March 28, 2011

A holy canonical reminder

I write this knowing that we are in the middle of a great penitential season, when on such Fridays we are obligated to abstain from meat without question. Having said this, what is about to follow may not be relevant now, but after we witness the glory of our Lord’s Resurrection on Easter, we will want to keep this in mind throughout the rest of the year.

It is little known in the Church today that we are still obligated to offer some sort of spiritual sacrifice on each and every Friday throughout the liturgical year (with one notable exception, which will be explained below). I first learned of this through a sort of public service announcement through EWTN several years ago presenting two men in a restaurant ordering dinner. One chose to have a hamburger, while the other requested a fish dish. The narrator explained that even outside of Lent we are to abstain from meat or, if we choose to eat it, offer another kind of sacrifice in its place. However, I was left wondering why: the PSA didn’t cite any source. It made no mention of conciliar teaching, canon law, or even the Catechism.

Because a PSA cannot fit everything into 30 seconds, many important details naturally had to go missing from it, so I dug deeper. Indeed, the directive is derived from an interpretation of several canons within the 1983 Code of Canon Law (CIC). Here are the important ones, with my emphases:
(c. 1249) All members of the Christian faithful in their own way are bound to do penance in virtue of divine law....[P]enitential days are prescribed in which the Christian faithful in a special way pray, exercise works of piety and charity, and deny themselves... especially by observing fast and abstinence according to the norm of the following canons.
(c. 1250) All Fridays through the year and the time of Lent are penitential days and times throughout the entire Church.

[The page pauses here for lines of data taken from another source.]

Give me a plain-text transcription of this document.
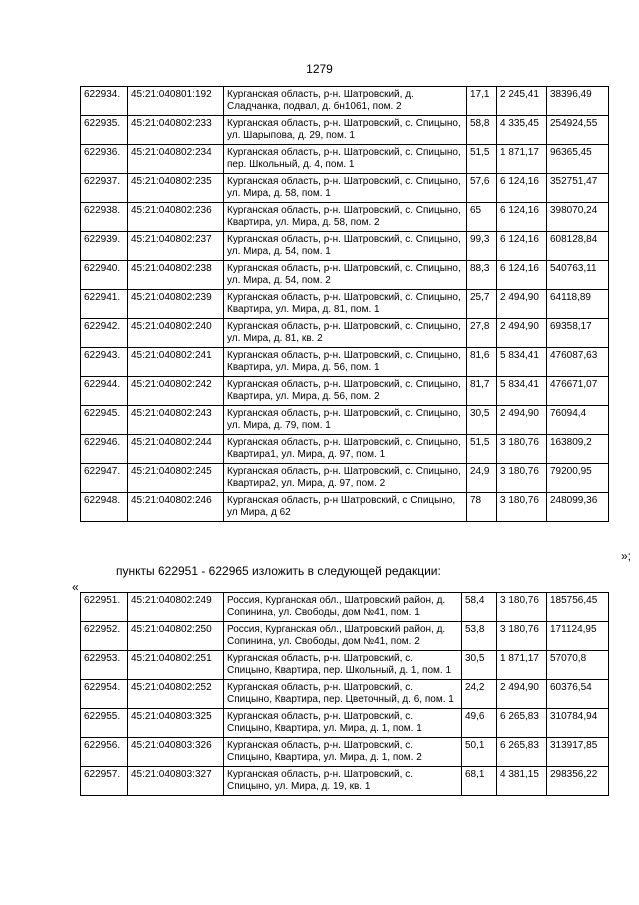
1279
622934.	45:21:040801:192	Курганская область, р-н. Шатровский, д. Сладчанка, подвал, д. бн1061, пом. 2	17,1	2 245,41	38396,49
622935.	45:21:040802:233	Курганская область, р-н. Шатровский, с. Спицыно, ул. Шарыпова, д. 29, пом. 1	58,8	4 335,45	254924,55
622936.	45:21:040802:234	Курганская область, р-н. Шатровский, с. Спицыно, пер. Школьный, д. 4, пом. 1	51,5	1 871,17	96365,45
622937.	45:21:040802:235	Курганская область, р-н. Шатровский, с. Спицыно, ул. Мира, д. 58, пом. 1	57,6	6 124,16	352751,47
622938.	45:21:040802:236	Курганская область, р-н. Шатровский, с. Спицыно, Квартира, ул. Мира, д. 58, пом. 2	65	6 124,16	398070,24
622939.	45:21:040802:237	Курганская область, р-н. Шатровский, с. Спицыно, ул. Мира, д. 54, пом. 1	99,3	6 124,16	608128,84
622940.	45:21:040802:238	Курганская область, р-н. Шатровский, с. Спицыно, ул. Мира, д. 54, пом. 2	88,3	6 124,16	540763,11
622941.	45:21:040802:239	Курганская область, р-н. Шатровский, с. Спицыно, Квартира, ул. Мира, д. 81, пом. 1	25,7	2 494,90	64118,89
622942.	45:21:040802:240	Курганская область, р-н. Шатровский, с. Спицыно, ул. Мира, д. 81, кв. 2	27,8	2 494,90	69358,17
622943.	45:21:040802:241	Курганская область, р-н. Шатровский, с. Спицыно, Квартира, ул. Мира, д. 56, пом. 1	81,6	5 834,41	476087,63
622944.	45:21:040802:242	Курганская область, р-н. Шатровский, с. Спицыно, Квартира, ул. Мира, д. 56, пом. 2	81,7	5 834,41	476671,07
622945.	45:21:040802:243	Курганская область, р-н. Шатровский, с. Спицыно, ул. Мира, д. 79, пом. 1	30,5	2 494,90	76094,4
622946.	45:21:040802:244	Курганская область, р-н. Шатровский, с. Спицыно, Квартира1, ул. Мира, д. 97, пом. 1	51,5	3 180,76	163809,2
622947.	45:21:040802:245	Курганская область, р-н. Шатровский, с. Спицыно, Квартира2, ул. Мира, д. 97, пом. 2	24,9	3 180,76	79200,95
622948.	45:21:040802:246	Курганская область, р-н Шатровский, с Спицыно, ул Мира, д 62	78	3 180,76	248099,36
»;
пункты 622951 - 622965 изложить в следующей редакции:
«
622951.	45:21:040802:249	Россия, Курганская обл., Шатровский район, д. Сопинина, ул. Свободы, дом №41, пом. 1	58,4	3 180,76	185756,45
622952.	45:21:040802:250	Россия, Курганская обл., Шатровский район, д. Сопинина, ул. Свободы, дом №41, пом. 2	53,8	3 180,76	171124,95
622953.	45:21:040802:251	Курганская область, р-н. Шатровский, с. Спицыно, Квартира, пер. Школьный, д. 1, пом. 1	30,5	1 871,17	57070,8
622954.	45:21:040802:252	Курганская область, р-н. Шатровский, с. Спицыно, Квартира, пер. Цветочный, д. 6, пом. 1	24,2	2 494,90	60376,54
622955.	45:21:040803:325	Курганская область, р-н. Шатровский, с. Спицыно, Квартира, ул. Мира, д. 1, пом. 1	49,6	6 265,83	310784,94
622956.	45:21:040803:326	Курганская область, р-н. Шатровский, с. Спицыно, Квартира, ул. Мира, д. 1, пом. 2	50,1	6 265,83	313917,85
622957.	45:21:040803:327	Курганская область, р-н. Шатровский, с. Спицыно, ул. Мира, д. 19, кв. 1	68,1	4 381,15	298356,22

(c. 1251) Abstinence from eating meat...is to be observed on Fridays throughout the year unless (nisi) they are solemnities; abstinence and fast are to be observed on Ash Wednesday and on the Friday of the Passion and Death of Our Lord Jesus Christ.

It is not readily apparent from the canons themselves that we are allowed to substitute abstinence from meat with another spiritual sacrifice of our own. These canons, however, uphold abstinence from meat on every Friday as the traditional requirement, which some Catholics who are aware exercise as their penance anyway. Even though the US bishops have not elaborated further on canon 1249 as to what the “works of piety and charity” entail, the universal law still dictates that we are to offer a penitential sacrifice nonetheless. In the same way, the tradition of “giving up something” for Lent does not describe anything in particular -- we are to determine our penance in this case as well.

In my case, if I find myself eating meat on a non-Lenten Friday, I would pray at least the Sorrowful Mysteries...once I remember to do it, that is. This and other forms of prayer can serve as legitimate and efficacious substitutes for abstinence, as long as one remembers to do them in good conscience.